Et dire qu'on ne peut jouer avec tes seins, ton petit ventre sans que tu fasses des discours.

— Tu ne m'aimes pas.

— Mais si, puisque je voudrais pour m'asseoir un fauteuil de ta peau, de la peau de ton petit ventre. " Et de surprendre le corps de la bonne femme, une jambe dans chaque main, comme s'il s'agissait des bras d'un nouveau-né.

" Prêchi-prêcha.

— Bas les pattes. Quelle éducation!

— Et puis après?

— Monsieur tripote, monsieur gâche le maquillage.

— Madame se farde le nombril.

— Quel mal y a-t-il à se farder le nombril?

— Aucun mal. Du ridicule peut-être.

— Décidément, mon pauvre ami, tu ne sais rien. Au lieu de me faire la cour, suppose que tu sois avec mon danseur, l'homme le mieux fait du monde.

— Eh bien?

— Eh bien! tu verrais. Il a un rouge pour la bouche, un autre pour les narines, un troisième pour le coin des yeux, un quatrième pour le lobe des oreilles, un cinquième pour le bout des seins, un sixième pour le nombril.

— Et un septième?... "

Mon interlocutrice se fâche : " Dégoûtant personnage ", puis elle appelle : " Pepo, hé! Pepo. " La porte s'ouvre. Une soie joue un drôle de jeu autour d'une peau vernie. La danseuse ordonne : " Laisse tomber cette sortie de bal. "

Voici l'homme le mieux fait du monde tout nu.

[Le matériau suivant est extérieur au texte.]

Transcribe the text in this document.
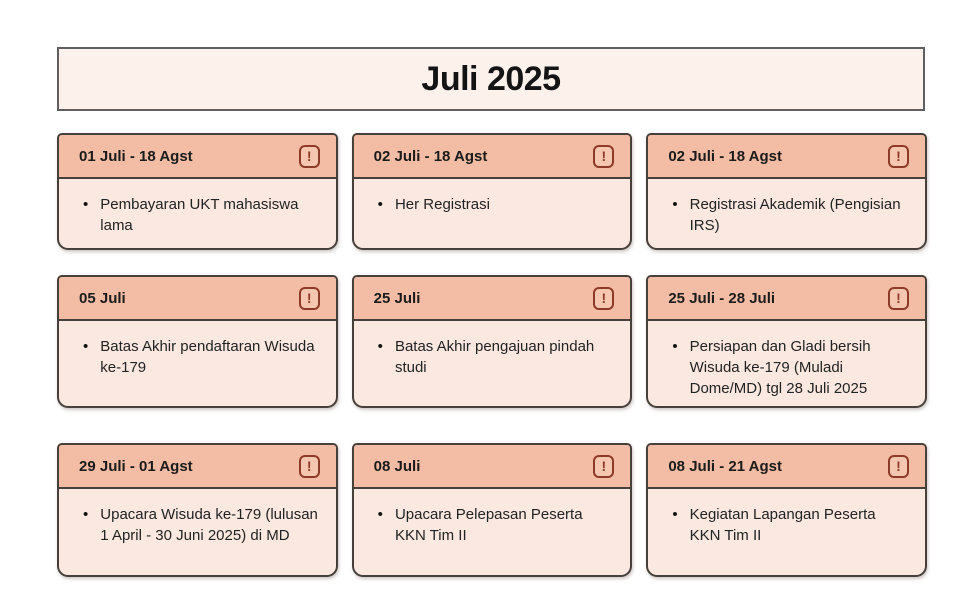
Juli 2025
01 Juli - 18 Agst	!
• Pembayaran UKT mahasiswa lama
02 Juli - 18 Agst	!
• Her Registrasi
02 Juli - 18 Agst	!
• Registrasi Akademik (Pengisian IRS)
05 Juli	!
• Batas Akhir pendaftaran Wisuda ke-179
25 Juli	!
• Batas Akhir pengajuan pindah studi
25 Juli - 28 Juli	!
• Persiapan dan Gladi bersih Wisuda ke-179 (Muladi Dome/MD) tgl 28 Juli 2025
29 Juli - 01 Agst	!
• Upacara Wisuda ke-179 (lulusan 1 April - 30 Juni 2025) di MD
08 Juli	!
• Upacara Pelepasan Peserta KKN Tim II
08 Juli - 21 Agst	!
• Kegiatan Lapangan Peserta KKN Tim II
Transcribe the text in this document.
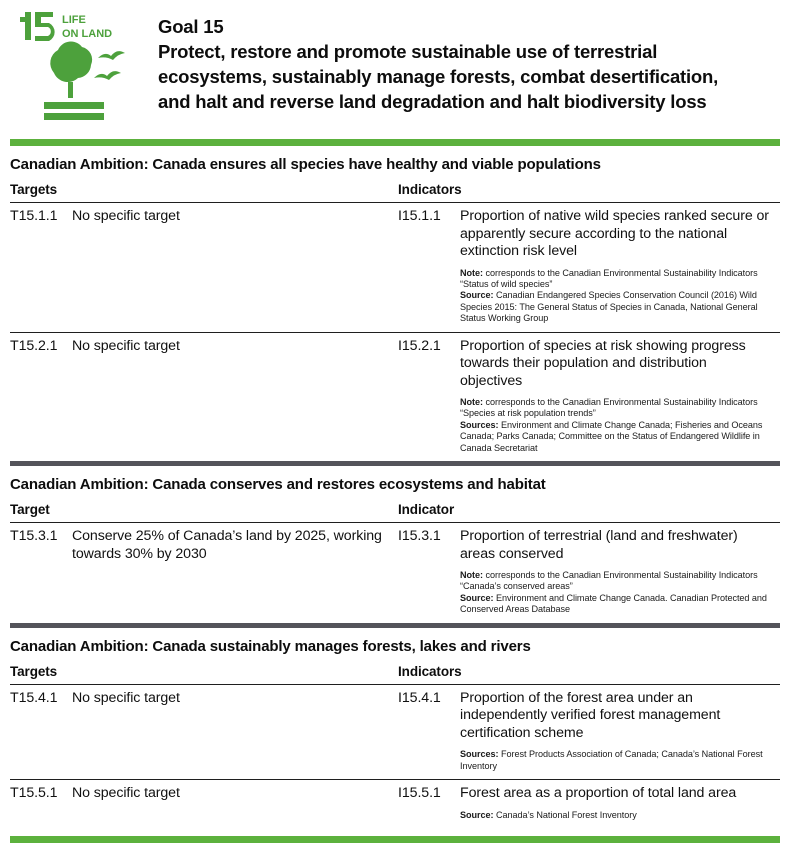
LIFE
ON LAND Goal 15
Protect, restore and promote sustainable use of terrestrial ecosystems, sustainably manage forests, combat desertification, and halt and reverse land degradation and halt biodiversity loss
Canadian Ambition: Canada ensures all species have healthy and viable populations
Targets		Indicators	
T15.1.1	No specific target	I15.1.1	Proportion of native wild species ranked secure or apparently secure according to the national extinction risk level
Note: corresponds to the Canadian Environmental Sustainability Indicators “Status of wild species”
Source: Canadian Endangered Species Conservation Council (2016) Wild Species 2015: The General Status of Species in Canada, National General Status Working Group

T15.2.1	No specific target	I15.2.1	Proportion of species at risk showing progress towards their population and distribution objectives
Note: corresponds to the Canadian Environmental Sustainability Indicators “Species at risk population trends”
Sources: Environment and Climate Change Canada; Fisheries and Oceans Canada; Parks Canada; Committee on the Status of Endangered Wildlife in Canada Secretariat
Canadian Ambition: Canada conserves and restores ecosystems and habitat
Target		Indicator	
T15.3.1	Conserve 25% of Canada’s land by 2025, working towards 30% by 2030	I15.3.1	Proportion of terrestrial (land and freshwater) areas conserved
Note: corresponds to the Canadian Environmental Sustainability Indicators “Canada’s conserved areas”
Source: Environment and Climate Change Canada. Canadian Protected and Conserved Areas Database
Canadian Ambition: Canada sustainably manages forests, lakes and rivers
Targets		Indicators	
T15.4.1	No specific target	I15.4.1	Proportion of the forest area under an independently verified forest management certification scheme
Sources: Forest Products Association of Canada; Canada’s National Forest Inventory

T15.5.1	No specific target	I15.5.1	Forest area as a proportion of total land area
Source: Canada’s National Forest Inventory
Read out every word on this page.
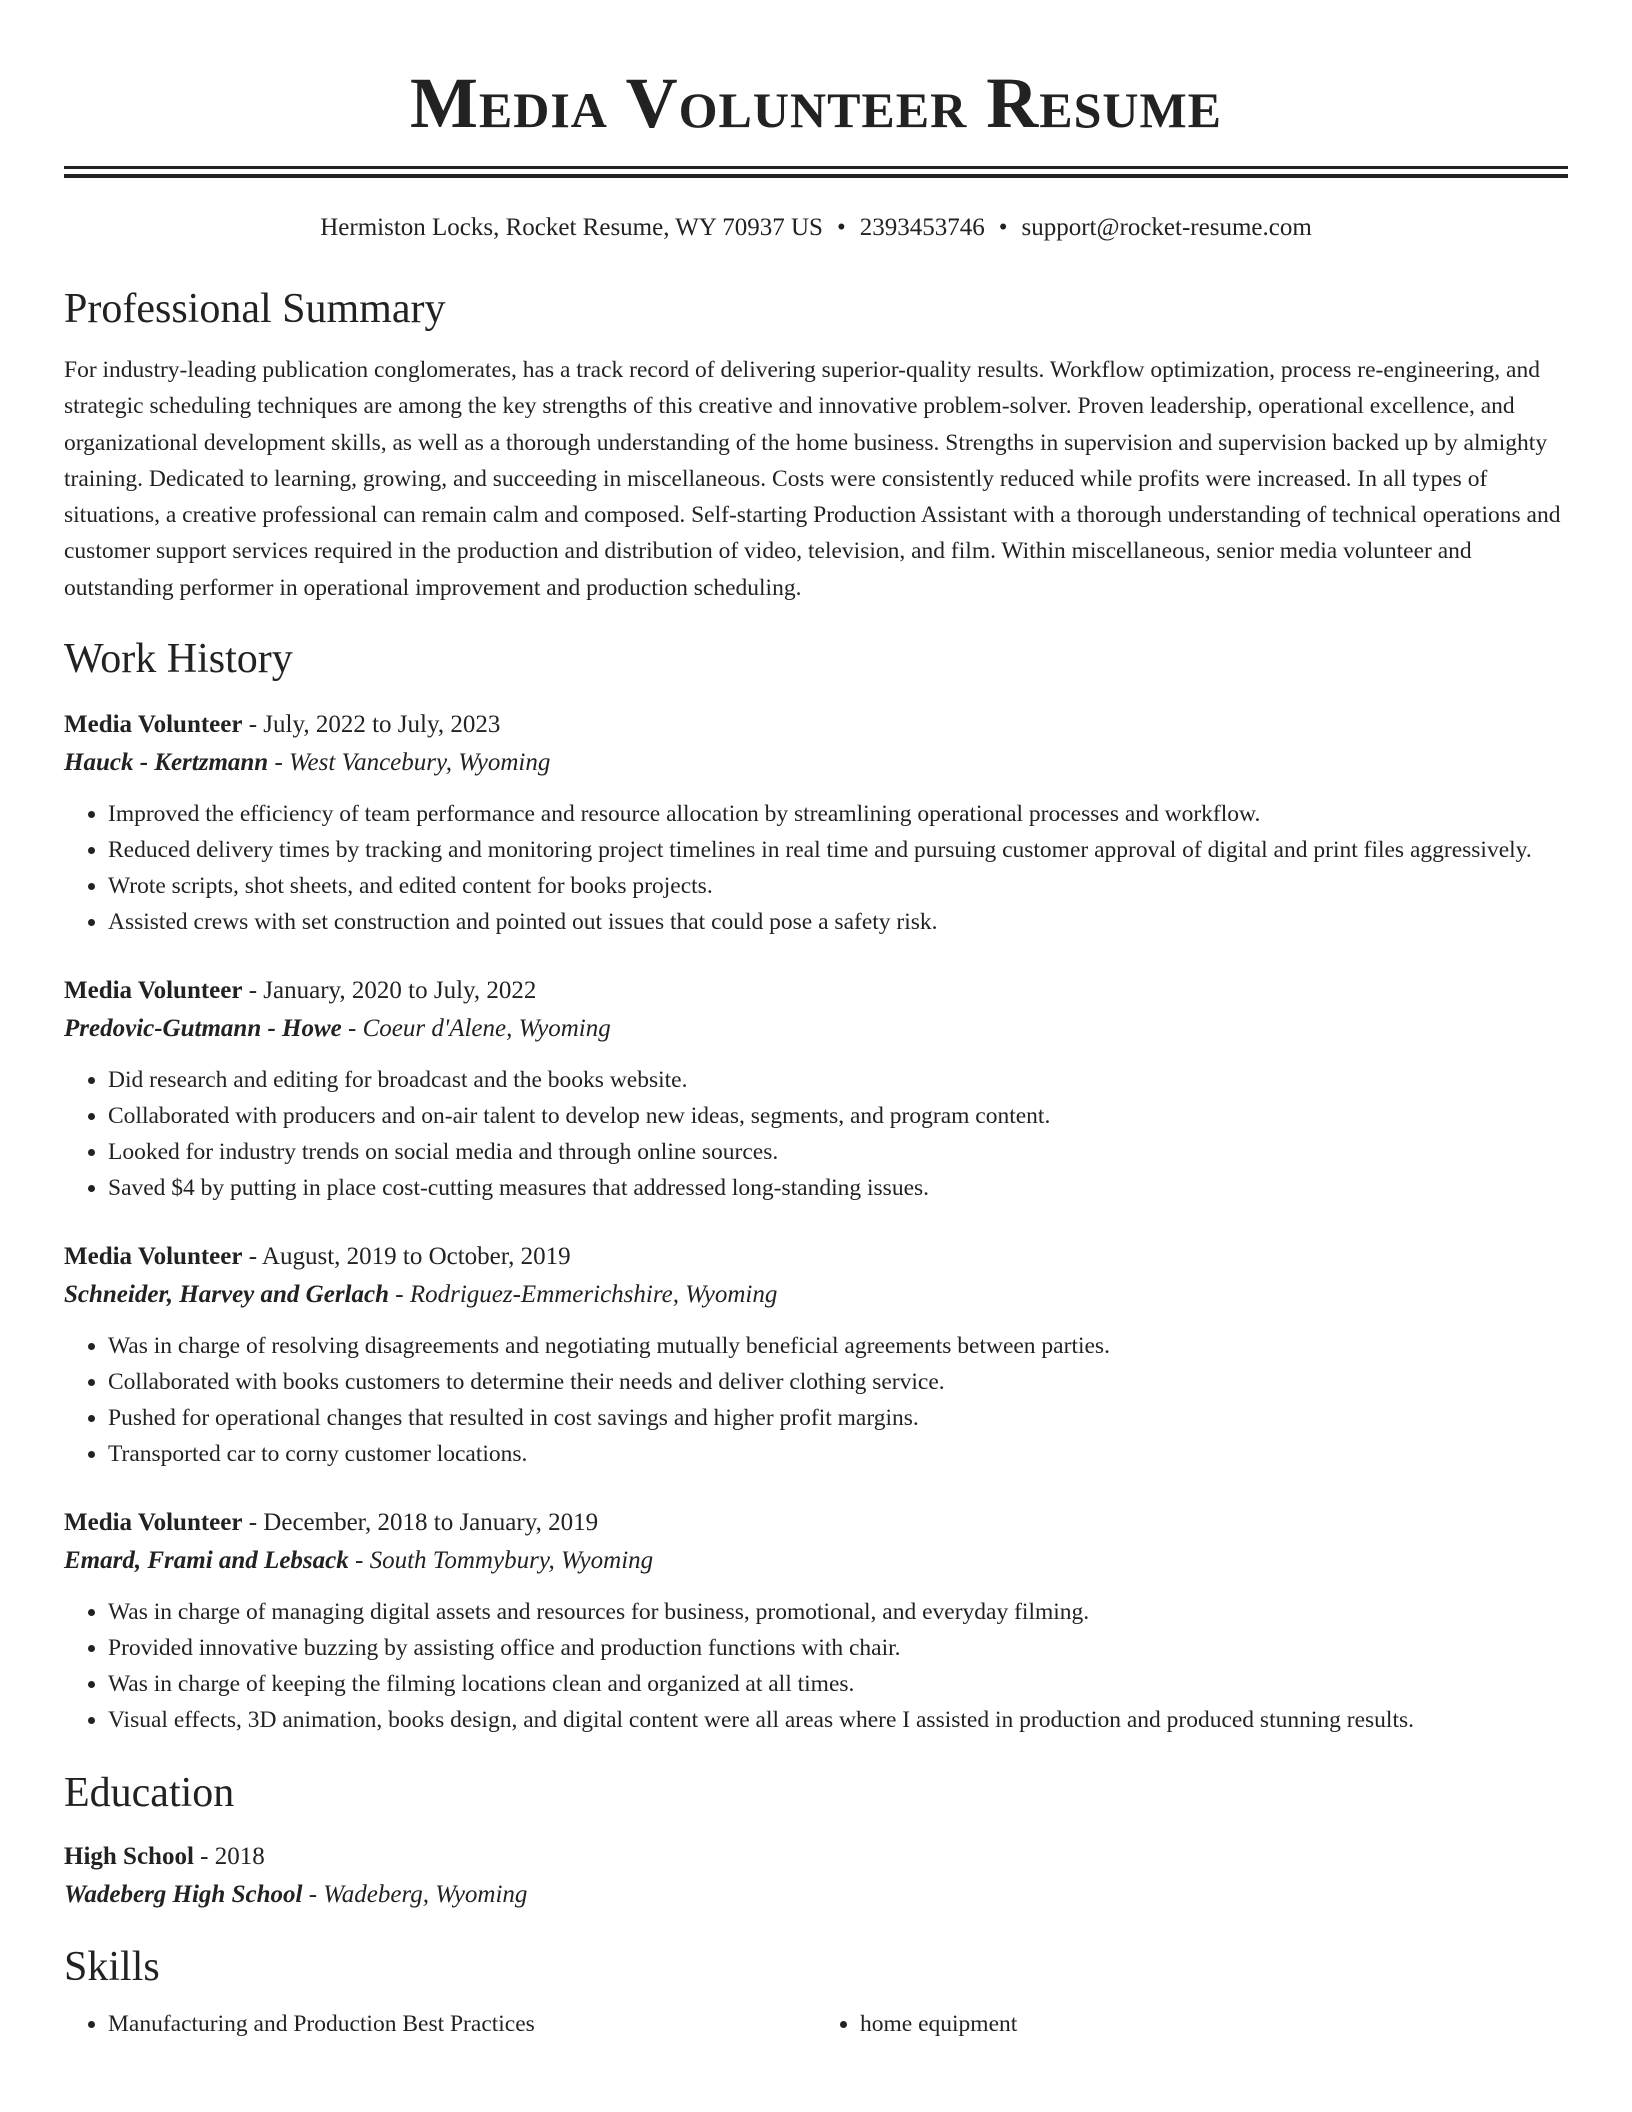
Media Volunteer Resume
Hermiston Locks, Rocket Resume, WY 70937 US • 2393453746 • support@rocket-resume.com
Professional Summary
For industry-leading publication conglomerates, has a track record of delivering superior-quality results. Workflow optimization, process re-engineering, and strategic scheduling techniques are among the key strengths of this creative and innovative problem-solver. Proven leadership, operational excellence, and organizational development skills, as well as a thorough understanding of the home business. Strengths in supervision and supervision backed up by almighty training. Dedicated to learning, growing, and succeeding in miscellaneous. Costs were consistently reduced while profits were increased. In all types of situations, a creative professional can remain calm and composed. Self-starting Production Assistant with a thorough understanding of technical operations and customer support services required in the production and distribution of video, television, and film. Within miscellaneous, senior media volunteer and outstanding performer in operational improvement and production scheduling.
Work History
Media Volunteer - July, 2022 to July, 2023
Hauck - Kertzmann - West Vancebury, Wyoming
• Improved the efficiency of team performance and resource allocation by streamlining operational processes and workflow.
• Reduced delivery times by tracking and monitoring project timelines in real time and pursuing customer approval of digital and print files aggressively.
• Wrote scripts, shot sheets, and edited content for books projects.
• Assisted crews with set construction and pointed out issues that could pose a safety risk.
Media Volunteer - January, 2020 to July, 2022
Predovic-Gutmann - Howe - Coeur d'Alene, Wyoming
• Did research and editing for broadcast and the books website.
• Collaborated with producers and on-air talent to develop new ideas, segments, and program content.
• Looked for industry trends on social media and through online sources.
• Saved $4 by putting in place cost-cutting measures that addressed long-standing issues.
Media Volunteer - August, 2019 to October, 2019
Schneider, Harvey and Gerlach - Rodriguez-Emmerichshire, Wyoming
• Was in charge of resolving disagreements and negotiating mutually beneficial agreements between parties.
• Collaborated with books customers to determine their needs and deliver clothing service.
• Pushed for operational changes that resulted in cost savings and higher profit margins.
• Transported car to corny customer locations.
Media Volunteer - December, 2018 to January, 2019
Emard, Frami and Lebsack - South Tommybury, Wyoming
• Was in charge of managing digital assets and resources for business, promotional, and everyday filming.
• Provided innovative buzzing by assisting office and production functions with chair.
• Was in charge of keeping the filming locations clean and organized at all times.
• Visual effects, 3D animation, books design, and digital content were all areas where I assisted in production and produced stunning results.
Education
High School - 2018
Wadeberg High School - Wadeberg, Wyoming
Skills
• Manufacturing and Production Best Practices
•	home equipment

Non. Pas nu, car à vrai dire le vrai, un maillot de crème et de poudre adhère aux moindres plis des aisselles et des cuisses. Je m'inquiète : curieux jersey. Drôle de pâte. Je ne comprends rien à ce torse, à ce ventre laqués. J'avoue préférer les surprises dont se marbrent nos pâleurs. Certes il est triste que nos corps condamnés aux vêtements perdent leur gaieté et finissent par prendre la mine des exilés, loin de leurs frontières. J'aime la couleur d'une peau bien cuite, la parure des bains de soleil, mais tous ces étalages des graisses brunes, rouges sur un corps...

La danseuse de l'homme le mieux fait du monde m'interrompt : " Tu nous ennuies. Ne l'écoute pas, mon pauvre Pepo. Un discours qui commence et nous passons dans dix minutes. Tu sais, il ne comprend rien. "

Femme, petite femme, je ne t'emmènerai jamais aux champs. Tu maquillerais le cœur des marguerites, tu poudrerais les pissenlits!

Elle hausse les épaules. L'homme le mieux fait du monde regagne sa loge. Il ne me reste qu'à suivre, sans conviction, les préparatifs de la danseuse qui, fidèle aux promesses des affiches : " Fête sur l'étang ", clignote, libellule.

Trois coups.

En scène pour le I.

" Tu m'attends.

— Oui.

— Dans ma loge, ou dans la salle?

— Je reste ici.

— à tout à l'heure.

— à tout à l'heure. "

J'ai honte. Ce qu'il me faut constater n'est pas à mon honneur. J'ai eu peur de la solitude, et voilà pourquoi je suis dans cette loge. à confesser le vrai, cette femme m'ennuie et, certes, je ne saurais à moi-même, à mes pensées préférer une petite théâtreuse qui parle sans rire de son art et, toujours sans rire, ne manque jamais l'occasion d'affirmer : " Si j'avais su, au lieu de me donner à la chorégraphie je me serais livrée à la science. " Pour moi je ne saurais envier la chorégraphie ni plaindre la science.